Most significantly, CJT was able prepare the federal estate tax return and obtain approval from the IRS, resulting in federal taxes, penalties and interest owed and paid of just $81,478, a savings of nearly $500,000. The amount owed and paid was approximately the same amount as the total original estate taxes that would have been owed in 1983, which, if paid at the time, would have necessitated the sale of one of the two Manhattan Beach properties (now each worth in excess of $1,200,000).

CJT thoroughly researched the relevant state and federal estate tax laws in effect for the time, while obtaining the more than twenty year old original state and federal tax forms needed to even properly complete and file the returns. The IRS itself took more than six months to find the proper federal forms, by which time CJT had located the forms elsewhere. CJT was able to successfully argue that a number of obscure and complex tax deductions were allowable in the calculation of the tax, interest and penalties for the Estate, most notably: the allowance of the deduction of all attorneys’ fees, Administrator’s fees and costs of administration (all incurred more than twenty years after death); the deduction of the costs relating to the sale of some of the properties (ordinarily not deductible, but in this case successfully argued as being necessary to pay the tax); and most notably, the allowance of the deduction for interest paid on overdue estate taxes. The interest deduction involved a complex calculation of how large a deduction would be needed to create an original tax due, and then penalties, resulting in an amount of interest due at the time of filing, which, if then paid, would yield the corresponding deduction. These calculations covered a period of more than twenty years of compounding interest, with rates changing at a minimum of quarterly. Due to the accruing interest over more than twenty years, each $1 dollar of allowed deductions, in effect, meant a savings of to the Estate of more than $6. The interest rate on unpaid tax during much of the 1980s exceeded 10%.

CJT referred Client to and worked directly with a reliable, experienced and reasonably priced CPA to deal with the income tax issues relating to the rental of properties and ongoing payments Client had made to himself as Administrator for managing the properties, technically owned by the Estate, which required the filing of fiduciary income tax returns for the Estate going back for more than twenty years. CJT also advised Client and CPA with respect to capital gain issues on the sale of certain properties.

CJT referred Client to and worked directly with a reliable and experienced realtor who was able to obtain maximum value for Client for the sale of a dilapidated rental property and a pair of vacant lots owned by the Estate. CJT was able to obtain Court confirmation of all sales of real property, such confirmation being required by the Court as a condition of the reinstatement of Client as Administrator.
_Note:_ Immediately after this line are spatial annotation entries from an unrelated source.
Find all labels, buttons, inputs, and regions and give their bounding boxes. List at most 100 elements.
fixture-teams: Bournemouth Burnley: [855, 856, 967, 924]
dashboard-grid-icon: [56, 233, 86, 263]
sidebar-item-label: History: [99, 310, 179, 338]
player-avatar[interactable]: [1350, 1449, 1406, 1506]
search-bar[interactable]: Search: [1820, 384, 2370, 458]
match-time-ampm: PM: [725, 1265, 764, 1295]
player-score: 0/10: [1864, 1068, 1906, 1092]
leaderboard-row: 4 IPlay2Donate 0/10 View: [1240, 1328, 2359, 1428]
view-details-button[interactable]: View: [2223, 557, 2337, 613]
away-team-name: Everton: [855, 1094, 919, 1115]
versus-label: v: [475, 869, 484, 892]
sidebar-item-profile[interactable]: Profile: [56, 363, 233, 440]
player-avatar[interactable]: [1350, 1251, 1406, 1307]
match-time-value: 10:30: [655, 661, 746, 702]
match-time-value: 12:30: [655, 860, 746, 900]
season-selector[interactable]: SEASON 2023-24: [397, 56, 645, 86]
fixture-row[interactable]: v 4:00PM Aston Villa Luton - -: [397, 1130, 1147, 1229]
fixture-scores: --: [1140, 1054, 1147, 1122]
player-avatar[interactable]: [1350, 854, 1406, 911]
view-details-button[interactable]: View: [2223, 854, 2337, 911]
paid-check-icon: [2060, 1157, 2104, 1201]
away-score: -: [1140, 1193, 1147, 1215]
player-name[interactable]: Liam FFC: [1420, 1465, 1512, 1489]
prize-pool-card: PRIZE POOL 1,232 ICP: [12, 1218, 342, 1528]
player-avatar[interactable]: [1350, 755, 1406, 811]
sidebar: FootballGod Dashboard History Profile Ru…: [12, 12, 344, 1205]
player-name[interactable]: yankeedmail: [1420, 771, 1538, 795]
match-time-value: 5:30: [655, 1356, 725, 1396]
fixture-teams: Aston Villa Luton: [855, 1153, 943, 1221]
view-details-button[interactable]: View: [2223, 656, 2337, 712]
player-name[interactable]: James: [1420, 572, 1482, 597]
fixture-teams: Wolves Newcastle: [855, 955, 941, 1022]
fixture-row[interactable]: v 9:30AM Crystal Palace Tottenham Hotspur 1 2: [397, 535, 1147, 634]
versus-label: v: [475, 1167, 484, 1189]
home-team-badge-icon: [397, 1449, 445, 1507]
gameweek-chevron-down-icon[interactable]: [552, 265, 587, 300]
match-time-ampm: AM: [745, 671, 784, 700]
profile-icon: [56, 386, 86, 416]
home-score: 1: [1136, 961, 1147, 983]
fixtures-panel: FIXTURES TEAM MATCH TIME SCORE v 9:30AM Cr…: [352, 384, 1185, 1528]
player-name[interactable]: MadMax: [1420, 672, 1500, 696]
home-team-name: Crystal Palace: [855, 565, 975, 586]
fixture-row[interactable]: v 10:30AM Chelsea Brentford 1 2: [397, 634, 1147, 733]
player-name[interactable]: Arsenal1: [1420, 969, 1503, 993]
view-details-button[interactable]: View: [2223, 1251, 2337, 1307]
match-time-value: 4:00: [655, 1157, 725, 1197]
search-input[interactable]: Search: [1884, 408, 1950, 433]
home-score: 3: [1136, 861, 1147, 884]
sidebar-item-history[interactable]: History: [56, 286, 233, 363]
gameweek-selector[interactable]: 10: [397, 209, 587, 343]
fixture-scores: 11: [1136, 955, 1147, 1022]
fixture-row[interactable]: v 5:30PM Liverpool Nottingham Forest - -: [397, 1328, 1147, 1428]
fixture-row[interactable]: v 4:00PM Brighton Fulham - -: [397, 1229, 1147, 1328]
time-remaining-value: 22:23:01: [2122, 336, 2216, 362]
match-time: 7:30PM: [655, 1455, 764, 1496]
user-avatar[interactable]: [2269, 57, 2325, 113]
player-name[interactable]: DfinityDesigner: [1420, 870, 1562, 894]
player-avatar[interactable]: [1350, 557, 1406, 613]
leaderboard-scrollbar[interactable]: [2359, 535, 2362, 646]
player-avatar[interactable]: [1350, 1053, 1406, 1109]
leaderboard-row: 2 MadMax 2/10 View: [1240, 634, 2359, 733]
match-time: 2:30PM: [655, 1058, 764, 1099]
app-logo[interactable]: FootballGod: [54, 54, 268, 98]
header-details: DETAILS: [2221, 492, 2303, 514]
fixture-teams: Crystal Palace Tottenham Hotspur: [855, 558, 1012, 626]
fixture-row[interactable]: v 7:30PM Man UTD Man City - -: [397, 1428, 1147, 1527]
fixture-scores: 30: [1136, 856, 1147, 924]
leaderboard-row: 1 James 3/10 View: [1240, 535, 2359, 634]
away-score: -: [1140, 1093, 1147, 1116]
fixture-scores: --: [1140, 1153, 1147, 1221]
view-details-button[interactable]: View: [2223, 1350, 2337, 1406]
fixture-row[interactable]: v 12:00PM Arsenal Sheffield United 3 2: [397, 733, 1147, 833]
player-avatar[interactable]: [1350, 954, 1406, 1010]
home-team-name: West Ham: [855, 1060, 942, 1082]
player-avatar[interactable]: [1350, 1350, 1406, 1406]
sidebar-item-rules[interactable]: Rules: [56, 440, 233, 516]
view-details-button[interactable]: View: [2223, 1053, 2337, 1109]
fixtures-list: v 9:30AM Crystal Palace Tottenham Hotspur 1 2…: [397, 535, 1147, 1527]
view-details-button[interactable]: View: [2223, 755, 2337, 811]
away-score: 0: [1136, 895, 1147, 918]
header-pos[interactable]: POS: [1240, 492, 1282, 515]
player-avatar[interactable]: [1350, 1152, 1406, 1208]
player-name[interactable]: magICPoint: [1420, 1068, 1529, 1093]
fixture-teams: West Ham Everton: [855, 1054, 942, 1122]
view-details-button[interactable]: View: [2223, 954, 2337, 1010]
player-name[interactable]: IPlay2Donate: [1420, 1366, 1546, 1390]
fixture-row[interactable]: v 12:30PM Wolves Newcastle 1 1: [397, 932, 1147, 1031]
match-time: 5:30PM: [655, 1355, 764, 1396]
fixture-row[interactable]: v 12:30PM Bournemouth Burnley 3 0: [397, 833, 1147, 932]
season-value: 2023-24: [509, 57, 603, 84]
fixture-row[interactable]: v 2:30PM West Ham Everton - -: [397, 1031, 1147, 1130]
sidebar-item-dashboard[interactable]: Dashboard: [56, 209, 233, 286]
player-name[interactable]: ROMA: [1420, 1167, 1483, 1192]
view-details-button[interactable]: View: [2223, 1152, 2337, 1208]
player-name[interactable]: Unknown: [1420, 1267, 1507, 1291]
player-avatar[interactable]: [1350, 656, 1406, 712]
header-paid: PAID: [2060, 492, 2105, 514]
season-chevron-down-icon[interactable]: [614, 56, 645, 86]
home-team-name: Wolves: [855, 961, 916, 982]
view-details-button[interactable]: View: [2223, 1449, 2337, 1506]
Ultimately, Client was able to retain both Manhattan Beach properties, needing to sell only the aforementioned undesirable properties. The proceeds of such sales covered all of the unpaid taxes, interest, penalties, costs and attorneys’ fees, while still leaving Client additional funds. All told, due to the efforts of CJT, Client ended up in a more favorable position than had the administration been properly handled at the time of the mother’s death nearly 20 years earlier.